Uses array access operators instead of the single Value and Parallel requires an index, but other than that the code is mostly identical.
One more thing: there should also be a NativePerJobThreadLongPtrs to keep the parity established by NativePerJobThreadLongPtr and NativeLongPtr.
I've implemented all the requested changes except for the removal of the arbitrary length. On line 236 you can see that NumCacheLines = (int)Math.Ceiling((double)length / IntsPerCacheLine); makes it so there is potentially more than 1 cache line. I don't see any issue as long as the blocks are in multiples of a cache line. Do you see any performance or race condition issues with this?

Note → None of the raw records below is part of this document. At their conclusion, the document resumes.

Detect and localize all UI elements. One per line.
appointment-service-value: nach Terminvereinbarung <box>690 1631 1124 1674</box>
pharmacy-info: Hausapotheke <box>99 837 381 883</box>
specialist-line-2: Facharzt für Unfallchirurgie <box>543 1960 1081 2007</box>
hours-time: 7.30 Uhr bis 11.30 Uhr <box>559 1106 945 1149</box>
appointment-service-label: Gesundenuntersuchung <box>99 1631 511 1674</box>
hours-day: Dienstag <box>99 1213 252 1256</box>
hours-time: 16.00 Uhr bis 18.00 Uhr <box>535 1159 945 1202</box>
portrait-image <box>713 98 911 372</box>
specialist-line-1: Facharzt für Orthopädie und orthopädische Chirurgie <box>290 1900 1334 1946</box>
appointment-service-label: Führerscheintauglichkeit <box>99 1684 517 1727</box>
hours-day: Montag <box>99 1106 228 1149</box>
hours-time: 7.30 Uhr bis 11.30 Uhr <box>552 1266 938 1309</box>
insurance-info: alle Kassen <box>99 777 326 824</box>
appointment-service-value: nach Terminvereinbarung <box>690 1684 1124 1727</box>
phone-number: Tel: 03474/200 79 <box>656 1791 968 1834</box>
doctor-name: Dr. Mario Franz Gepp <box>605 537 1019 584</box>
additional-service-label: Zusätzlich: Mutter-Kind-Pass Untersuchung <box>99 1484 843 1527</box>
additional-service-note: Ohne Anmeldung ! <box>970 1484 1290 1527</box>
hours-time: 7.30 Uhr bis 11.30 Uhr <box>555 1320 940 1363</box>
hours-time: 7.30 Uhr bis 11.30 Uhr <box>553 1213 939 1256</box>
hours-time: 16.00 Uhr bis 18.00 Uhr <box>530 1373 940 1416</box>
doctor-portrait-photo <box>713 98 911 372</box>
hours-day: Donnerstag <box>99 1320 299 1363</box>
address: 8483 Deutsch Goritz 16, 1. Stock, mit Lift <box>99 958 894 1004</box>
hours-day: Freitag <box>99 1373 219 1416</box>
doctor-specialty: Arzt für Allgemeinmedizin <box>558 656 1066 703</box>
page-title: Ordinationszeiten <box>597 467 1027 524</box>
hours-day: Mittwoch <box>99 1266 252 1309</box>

Once we are good with this file I'll add in the equivalent long version, tests and readme update.
Hey @hexonaut , thanks for making all these changes! Allow me to elaborate on my feedback that Length should always be constant. The original NativePerJobIntPtr that this is based on is a pointer to exactly one int. In the description for this version, the idea is to avoid wasting cache line space by supporting more than one int. This makes sense to me since a cache line can indeed fit more than one int and it'd be nice to allow users to access the rest of the int values that are stored in that cache line. This would imply that Length is a constant (IntsPerCacheLine) since the number of int values that fit into a cache line never changes.
That said, the presence of a length parameter to the constructor and respecting that value by potentially allocating an arbitrarily large amount of space for any number of int values changes the nature of the type. No longer is it just exposing the rest of the cache line as a constant-length array, but instead it has become a type like NativeArray<int> that supports arbitrary length arrays. While this is a valid design, it's for a very different purpose than stated in the description. It might be better called NativePerJobThreadIntArrays.

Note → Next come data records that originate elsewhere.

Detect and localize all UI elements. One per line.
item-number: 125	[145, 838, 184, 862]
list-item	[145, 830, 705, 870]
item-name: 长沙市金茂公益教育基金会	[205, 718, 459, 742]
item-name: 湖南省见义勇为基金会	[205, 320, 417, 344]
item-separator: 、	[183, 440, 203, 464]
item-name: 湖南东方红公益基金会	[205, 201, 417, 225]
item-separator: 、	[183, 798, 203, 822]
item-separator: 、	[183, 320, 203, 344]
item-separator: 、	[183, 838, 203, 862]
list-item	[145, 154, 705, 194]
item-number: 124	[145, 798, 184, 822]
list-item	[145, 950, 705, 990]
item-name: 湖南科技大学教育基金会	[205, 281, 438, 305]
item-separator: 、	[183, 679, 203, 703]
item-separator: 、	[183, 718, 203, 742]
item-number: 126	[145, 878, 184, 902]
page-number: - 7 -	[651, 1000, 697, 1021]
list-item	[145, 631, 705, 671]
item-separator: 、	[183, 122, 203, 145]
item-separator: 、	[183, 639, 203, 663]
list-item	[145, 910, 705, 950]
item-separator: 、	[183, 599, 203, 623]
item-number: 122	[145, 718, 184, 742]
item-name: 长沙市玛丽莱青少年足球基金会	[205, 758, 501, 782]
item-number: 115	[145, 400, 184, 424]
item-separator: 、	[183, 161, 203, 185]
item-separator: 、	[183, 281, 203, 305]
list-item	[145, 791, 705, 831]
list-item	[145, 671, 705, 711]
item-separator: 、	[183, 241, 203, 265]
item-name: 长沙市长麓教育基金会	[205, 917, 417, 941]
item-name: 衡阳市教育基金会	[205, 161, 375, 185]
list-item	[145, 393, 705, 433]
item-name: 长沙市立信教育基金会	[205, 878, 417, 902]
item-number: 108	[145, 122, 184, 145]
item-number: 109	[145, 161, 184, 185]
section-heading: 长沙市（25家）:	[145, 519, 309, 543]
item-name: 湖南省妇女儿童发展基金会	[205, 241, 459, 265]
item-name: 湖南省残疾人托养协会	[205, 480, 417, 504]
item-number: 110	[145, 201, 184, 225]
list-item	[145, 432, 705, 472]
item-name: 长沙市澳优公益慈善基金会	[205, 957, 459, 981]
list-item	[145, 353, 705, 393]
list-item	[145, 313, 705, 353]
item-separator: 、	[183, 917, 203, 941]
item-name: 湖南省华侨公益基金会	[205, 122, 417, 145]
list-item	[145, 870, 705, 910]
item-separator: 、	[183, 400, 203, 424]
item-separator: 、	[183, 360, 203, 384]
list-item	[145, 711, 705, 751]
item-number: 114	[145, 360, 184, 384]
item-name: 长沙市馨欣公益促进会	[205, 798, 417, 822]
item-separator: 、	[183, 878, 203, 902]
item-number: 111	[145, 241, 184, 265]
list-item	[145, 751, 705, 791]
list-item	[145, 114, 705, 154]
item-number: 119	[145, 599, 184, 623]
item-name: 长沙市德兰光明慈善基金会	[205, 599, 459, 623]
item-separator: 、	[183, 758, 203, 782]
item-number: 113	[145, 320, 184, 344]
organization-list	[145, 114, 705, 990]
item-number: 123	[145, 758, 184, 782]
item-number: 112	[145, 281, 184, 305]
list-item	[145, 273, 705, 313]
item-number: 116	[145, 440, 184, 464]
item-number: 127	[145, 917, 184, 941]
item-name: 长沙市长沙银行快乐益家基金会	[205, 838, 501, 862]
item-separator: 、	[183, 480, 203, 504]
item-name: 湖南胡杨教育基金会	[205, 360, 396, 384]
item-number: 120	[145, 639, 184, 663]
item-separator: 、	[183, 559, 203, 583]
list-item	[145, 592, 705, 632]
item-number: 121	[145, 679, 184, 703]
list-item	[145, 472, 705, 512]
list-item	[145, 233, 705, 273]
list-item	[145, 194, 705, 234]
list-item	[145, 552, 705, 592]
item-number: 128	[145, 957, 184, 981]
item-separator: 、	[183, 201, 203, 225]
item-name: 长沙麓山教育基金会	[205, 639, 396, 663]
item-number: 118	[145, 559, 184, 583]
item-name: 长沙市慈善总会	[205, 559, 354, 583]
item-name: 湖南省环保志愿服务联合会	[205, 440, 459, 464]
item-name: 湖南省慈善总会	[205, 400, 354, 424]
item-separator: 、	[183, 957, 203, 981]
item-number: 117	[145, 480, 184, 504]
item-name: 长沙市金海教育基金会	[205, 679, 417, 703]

So I'd prefer to keep this type to just the constant-length array of int values that fit in a cache line. Making this change will really simplify this type and focus it on just reducing cache line waste. If there's a desire for per-thread int arrays, we should put that in another type.
I see what you mean now. I can split the code into NativePerJobThreadIntArrays and remove length from the NativePerJobThreadIntPtrs constructor. Would you prefer a separate PR for NativePerJobThreadIntArrays?
Yes, a separate PR is probably a good idea to keep the branch size manageable.
One more thing: I was thinking about the name NativePerJobThreadIntPtrs and realized that it implies "many pointers to one int" or possibly "many pointers to many ints", which is not accurate because there aren't many pointers and there aren't necessarily many ints. What do you think about renaming it to NativePerJobThreadIntsPtr, which indicates "one pointer to many ints"?
Sounds good to me. I'll make the name switch.